La próxima administración municipal de Santa Cruz de la Sierra asumirá funciones en un escenario marcado por alta expectativa ciudadana y problemas estructurales acumulados. Tras las elecciones ‘subnacionales’ del 22 de marzo, el nuevo gobierno local deberá priorizar la planificación urbana en una ciudad que ha crecido aceleradamente, muchas veces sin orden ni servicios suficientes.
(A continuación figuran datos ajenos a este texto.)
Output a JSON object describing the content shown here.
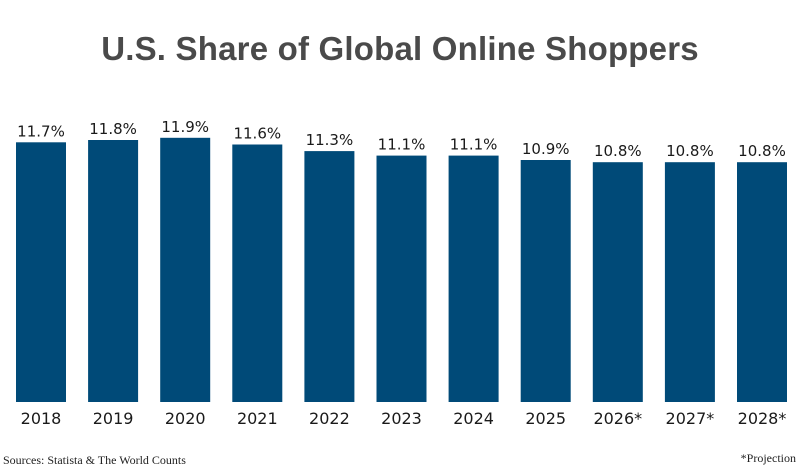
{
  "chart_data": {
    "type": "bar",
    "title": "U.S. Share of Global Online Shoppers",
    "categories": [
      "2018",
      "2019",
      "2020",
      "2021",
      "2022",
      "2023",
      "2024",
      "2025",
      "2026*",
      "2027*",
      "2028*"
    ],
    "values": [
      11.7,
      11.8,
      11.9,
      11.6,
      11.3,
      11.1,
      11.1,
      10.9,
      10.8,
      10.8,
      10.8
    ],
    "data_labels": [
      "11.7%",
      "11.8%",
      "11.9%",
      "11.6%",
      "11.3%",
      "11.1%",
      "11.1%",
      "10.9%",
      "10.8%",
      "10.8%",
      "10.8%"
    ],
    "xlabel": "",
    "ylabel": "",
    "ylim": [
      0,
      12
    ],
    "grid": false,
    "legend": "none",
    "colors": {
      "bar": "#004a78",
      "title": "#4a4a4a",
      "label": "#1a1a1a"
    }
  },
  "footer": {
    "source": "Sources: Statista & The World Counts",
    "note": "*Projection"
  }
}
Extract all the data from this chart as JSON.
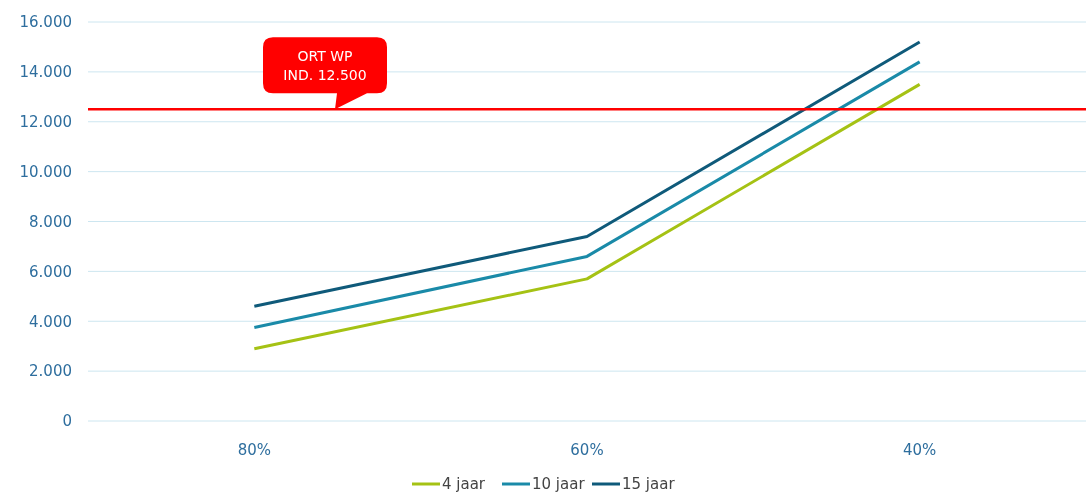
{
  "chart_data": {
    "type": "line",
    "categories": [
      "80%",
      "60%",
      "40%"
    ],
    "series": [
      {
        "name": "4 jaar",
        "color": "#a5c214",
        "values": [
          2900,
          5700,
          13500
        ]
      },
      {
        "name": "10 jaar",
        "color": "#1a8aa8",
        "values": [
          3750,
          6600,
          14400
        ]
      },
      {
        "name": "15 jaar",
        "color": "#0f5a7a",
        "values": [
          4600,
          7400,
          15200
        ]
      }
    ],
    "ylim": [
      0,
      16000
    ],
    "yticks": [
      0,
      {
        "value": 2000,
        "label": "2.000"
      },
      {
        "value": 4000,
        "label": "4.000"
      },
      {
        "value": 6000,
        "label": "6.000"
      },
      {
        "value": 8000,
        "label": "8.000"
      },
      {
        "value": 10000,
        "label": "10.000"
      },
      {
        "value": 12000,
        "label": "12.000"
      },
      {
        "value": 14000,
        "label": "14.000"
      },
      {
        "value": 16000,
        "label": "16.000"
      }
    ],
    "ref_lines": [
      {
        "axis": "y",
        "value": 12500,
        "label": "ORT WP\nIND. 12.500",
        "color": "#ff0000"
      }
    ],
    "grid": "y",
    "legend": "bottom",
    "marker": "none",
    "line_style": "solid"
  }
}
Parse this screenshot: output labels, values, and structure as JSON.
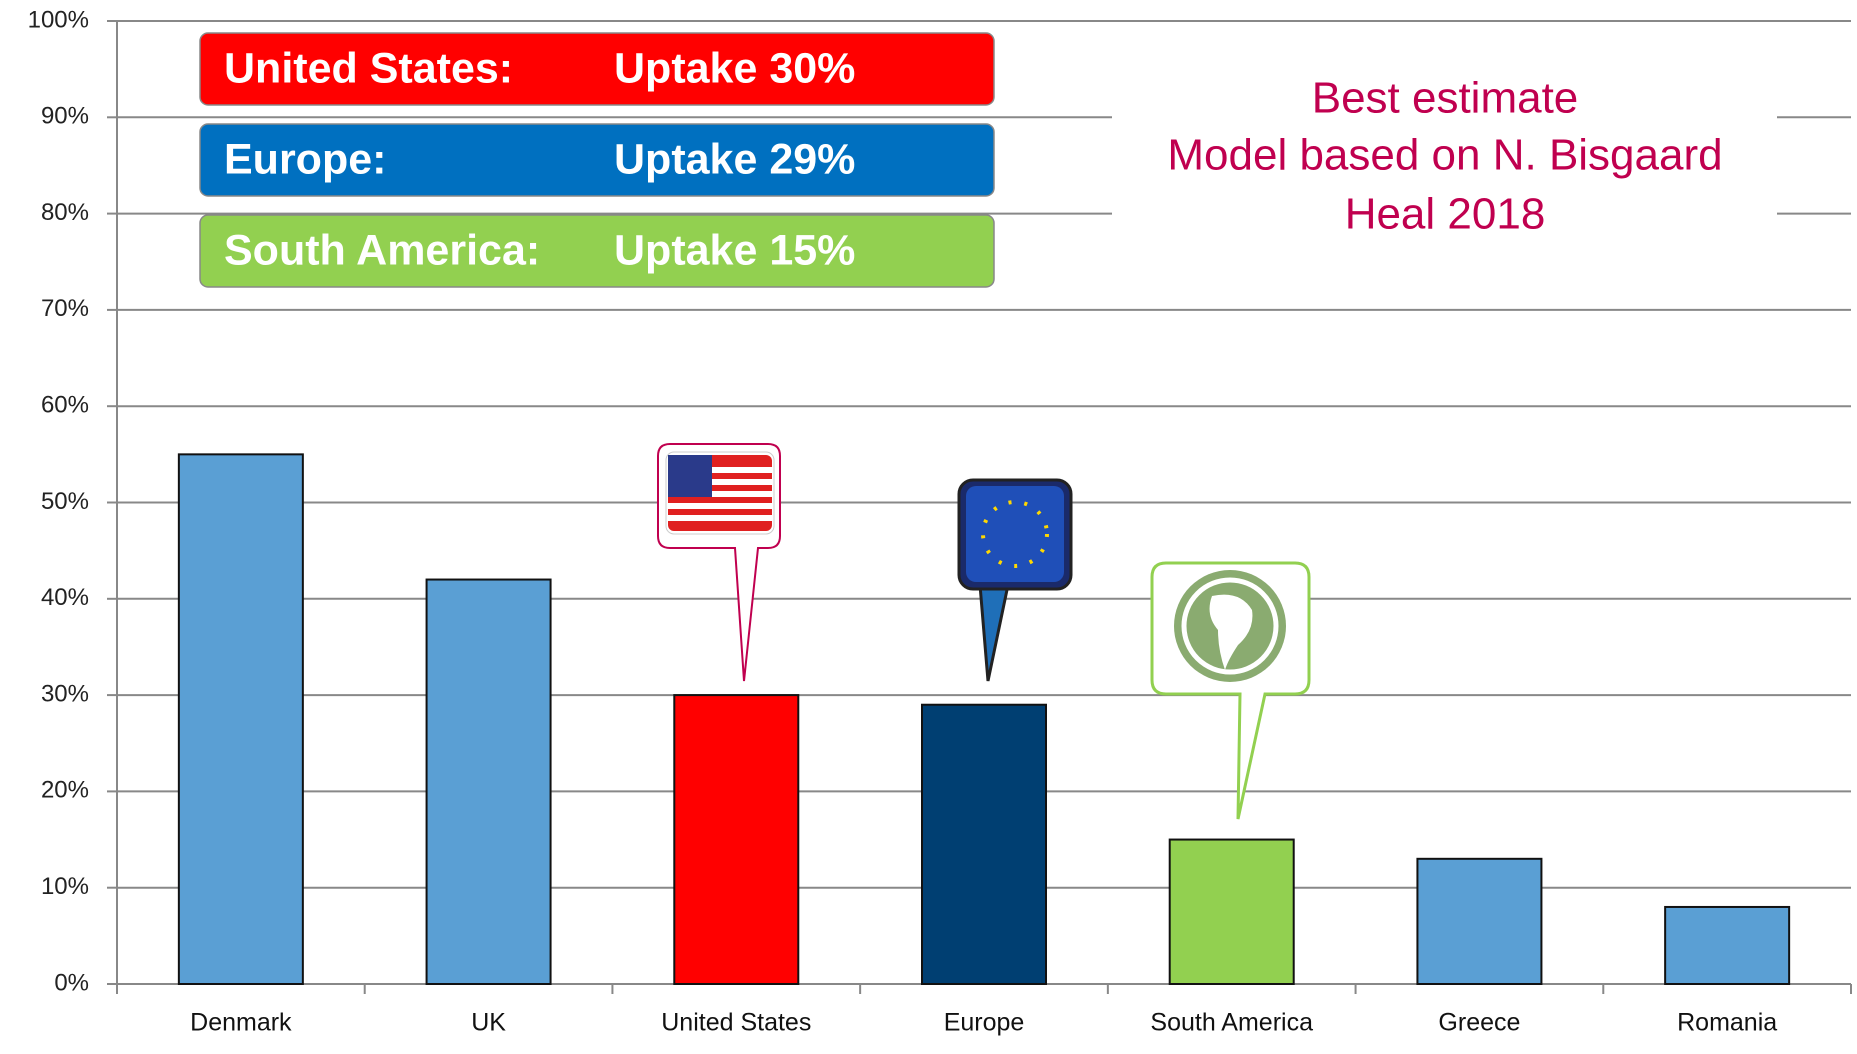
{
  "chart_data": {
    "type": "bar",
    "categories": [
      "Denmark",
      "UK",
      "United States",
      "Europe",
      "South America",
      "Greece",
      "Romania"
    ],
    "values": [
      55,
      42,
      30,
      29,
      15,
      13,
      8
    ],
    "colors": [
      "#5a9fd4",
      "#5a9fd4",
      "#ff0000",
      "#003f72",
      "#92d050",
      "#5a9fd4",
      "#5a9fd4"
    ],
    "ylim": [
      0,
      100
    ],
    "yticks": [
      {
        "value": 0,
        "label": "0%"
      },
      {
        "value": 10,
        "label": "10%"
      },
      {
        "value": 20,
        "label": "20%"
      },
      {
        "value": 30,
        "label": "30%"
      },
      {
        "value": 40,
        "label": "40%"
      },
      {
        "value": 50,
        "label": "50%"
      },
      {
        "value": 60,
        "label": "60%"
      },
      {
        "value": 70,
        "label": "70%"
      },
      {
        "value": 80,
        "label": "80%"
      },
      {
        "value": 90,
        "label": "90%"
      },
      {
        "value": 100,
        "label": "100%"
      }
    ],
    "grid": true,
    "boxes": [
      {
        "region": "United States:",
        "text": "Uptake 30%",
        "color": "#ff0000"
      },
      {
        "region": "Europe:",
        "text": "Uptake 29%",
        "color": "#0070c0"
      },
      {
        "region": "South America:",
        "text": "Uptake 15%",
        "color": "#92d050"
      }
    ],
    "annotation": [
      "Best estimate",
      "Model based on N. Bisgaard",
      "Heal 2018"
    ]
  }
}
La expansión de la mancha urbana exige actualizar el Plan de Ordenamiento Territorial, regular asentamientos y garantizar acceso equitativo a agua, alcantarillado y transporte público eficiente.
La movilidad urbana será otro desafío crítico. El congestionamiento vehicular diario impacta en la productividad y la calidad de vida, por lo que se requerirán soluciones integrales que combinen infraestructura vial, fortalecimiento del transporte masivo y promoción de alternativas sostenibles. A la par, la gestión ambiental demandará decisiones firmes frente a la contaminación, el manejo de residuos y la protección de áreas verdes en una urbe vulnerable a inundaciones y olas de calor.
En el plano institucional, la transparencia y la eficiencia administrativa serán claves para recuperar la confianza ciudadana. Será imprescindible fortalecer los mecanismos de control, modernizar trámites y mejorar la recaudación sin asfixiar la economía local. Asimismo, la coordinación con la Gobernación y el nivel central resultará determinante para encarar proyectos estratégicos.
Finalmente, la seguridad ciudadana y la generación de oportunidades para jóvenes y mujeres deberán ocupar un lugar central en la agenda. El éxito de la próxima gestión dependerá de su capacidad de diálogo, planificación técnica y liderazgo para construir consensos en una ciudad diversa y dinámica.